Changing trends for gin and whisky

The booming market for craft distillery products is not just being seen in the Nordic region, but all across the world – with producers popping up in some surprising places like India, Australia and Japan.

Experts say there’s a genuine openness on the part of consumers to sample spirits from non-traditional countries, especially if they’re making a unique product and not just trying to replicate another brand.

“These days there’s complete acceptance, and indeed excitement, that whisky is coming from pretty much every country in the world where it’s legal” says Dave Broom, an author who has written extensively about whisky.

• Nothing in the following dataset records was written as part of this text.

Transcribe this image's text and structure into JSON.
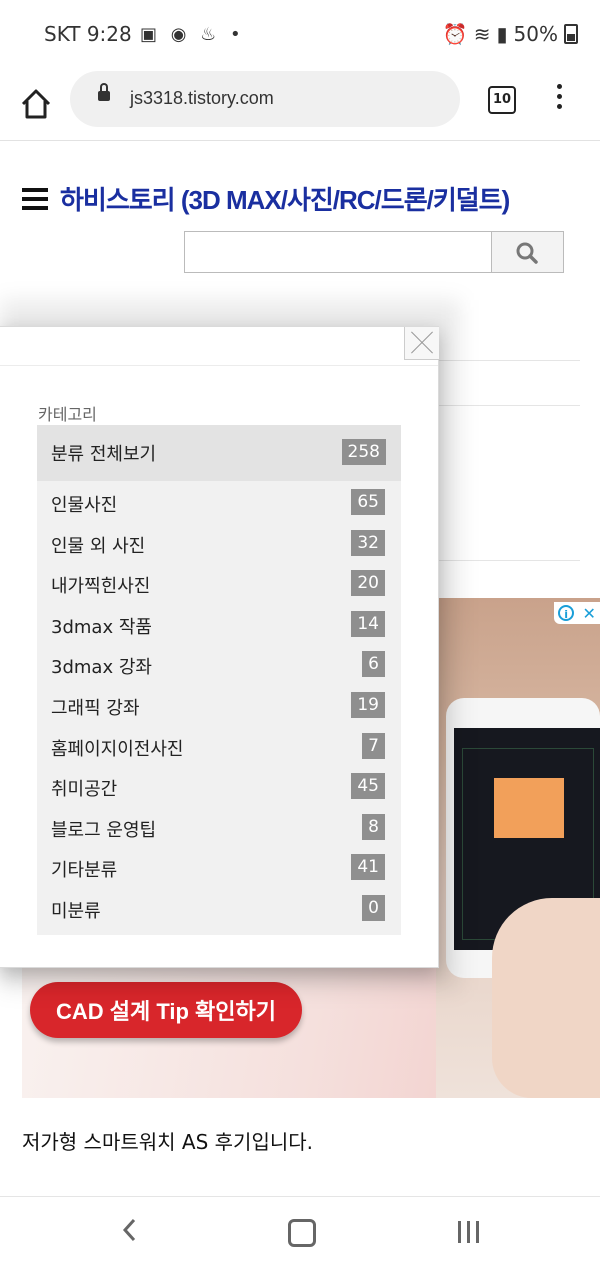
{
  "status_bar": {
    "carrier_time": "SKT 9:28",
    "battery": "50%"
  },
  "browser": {
    "url": "js3318.tistory.com",
    "tab_count": "10"
  },
  "blog": {
    "title": "하비스토리 (3D MAX/사진/RC/드론/키덜트)"
  },
  "ad": {
    "cta": "CAD 설계 Tip 확인하기"
  },
  "post": {
    "title": "저가형 스마트워치 AS 후기입니다."
  },
  "category_popup": {
    "heading": "카테고리",
    "items": [
      {
        "name": "분류 전체보기",
        "count": "258"
      },
      {
        "name": "인물사진",
        "count": "65"
      },
      {
        "name": "인물 외 사진",
        "count": "32"
      },
      {
        "name": "내가찍힌사진",
        "count": "20"
      },
      {
        "name": "3dmax 작품",
        "count": "14"
      },
      {
        "name": "3dmax 강좌",
        "count": "6"
      },
      {
        "name": "그래픽 강좌",
        "count": "19"
      },
      {
        "name": "홈페이지이전사진",
        "count": "7"
      },
      {
        "name": "취미공간",
        "count": "45"
      },
      {
        "name": "블로그 운영팁",
        "count": "8"
      },
      {
        "name": "기타분류",
        "count": "41"
      },
      {
        "name": "미분류",
        "count": "0"
      }
    ]
  }
}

“It’s one of the most heartening things. The best distillers around the world have been doing it since their inception. They’re not trying to make scotch. They love single malt but they’re not trying to make scotch”

“They look at what grows around them and what their own traditions are, and saying they want to make a whisky that reflects their sensibilities and their location. And that for me is really exciting.

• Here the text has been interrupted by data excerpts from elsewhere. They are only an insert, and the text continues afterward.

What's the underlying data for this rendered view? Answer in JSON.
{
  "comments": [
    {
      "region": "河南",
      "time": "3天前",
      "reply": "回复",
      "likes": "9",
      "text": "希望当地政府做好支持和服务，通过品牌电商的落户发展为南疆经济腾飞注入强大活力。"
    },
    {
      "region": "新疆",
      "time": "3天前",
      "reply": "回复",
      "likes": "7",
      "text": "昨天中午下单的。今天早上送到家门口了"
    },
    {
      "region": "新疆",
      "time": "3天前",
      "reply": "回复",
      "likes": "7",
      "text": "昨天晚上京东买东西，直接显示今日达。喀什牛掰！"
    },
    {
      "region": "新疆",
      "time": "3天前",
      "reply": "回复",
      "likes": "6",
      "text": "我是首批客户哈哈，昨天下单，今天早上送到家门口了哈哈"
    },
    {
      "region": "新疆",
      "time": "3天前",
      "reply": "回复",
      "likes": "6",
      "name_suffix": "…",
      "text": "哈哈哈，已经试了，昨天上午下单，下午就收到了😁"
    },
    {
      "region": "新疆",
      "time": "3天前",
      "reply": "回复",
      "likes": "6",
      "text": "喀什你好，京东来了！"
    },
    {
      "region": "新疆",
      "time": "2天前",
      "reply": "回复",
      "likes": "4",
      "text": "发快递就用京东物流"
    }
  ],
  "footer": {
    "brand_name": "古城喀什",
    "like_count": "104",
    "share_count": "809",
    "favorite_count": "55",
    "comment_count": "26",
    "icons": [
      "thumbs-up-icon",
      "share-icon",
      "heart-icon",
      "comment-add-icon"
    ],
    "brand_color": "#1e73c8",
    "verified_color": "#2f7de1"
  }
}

Emma Stokes is a gin expert who’s written a number of books about cocktails, and runs the Gin Monkey website.

“It was Bombay and Hendricks that premium-ized gin, and dragged it from being something your nan drinks into something that was cool.” she laughs.

At first London dry-style gins were popular, and then came contemporary or new Westernstyle gins in the USA. After that, flavoured and coloured gins were en vogue, stretching the category definition somewhat.

“Gin’s quite simple. If the spirit is juniper-dominant it’s gin. When we’re judging competitions we’re still looking for that juniper in there in order to be a gin, otherwise you’ve just got a flavoured vodka,” explains Stokes.

Consumers though are now favouring more authenticity in their gin, after the initial rush of interest in novelty flavours – something that plays to the strengths of Finnish craft distilleries.

“It also helps that gin is now being produced all around the world, and different countries are putting their stamp on things and you’ve got lots of weird and wonderful botanicals in the mix that you maybe wouldn’t normally have access too” says Emma Stokes, who also runs World Gin Day in June every year.

“I think it’s important for gin to reflect the country it’s being made in.”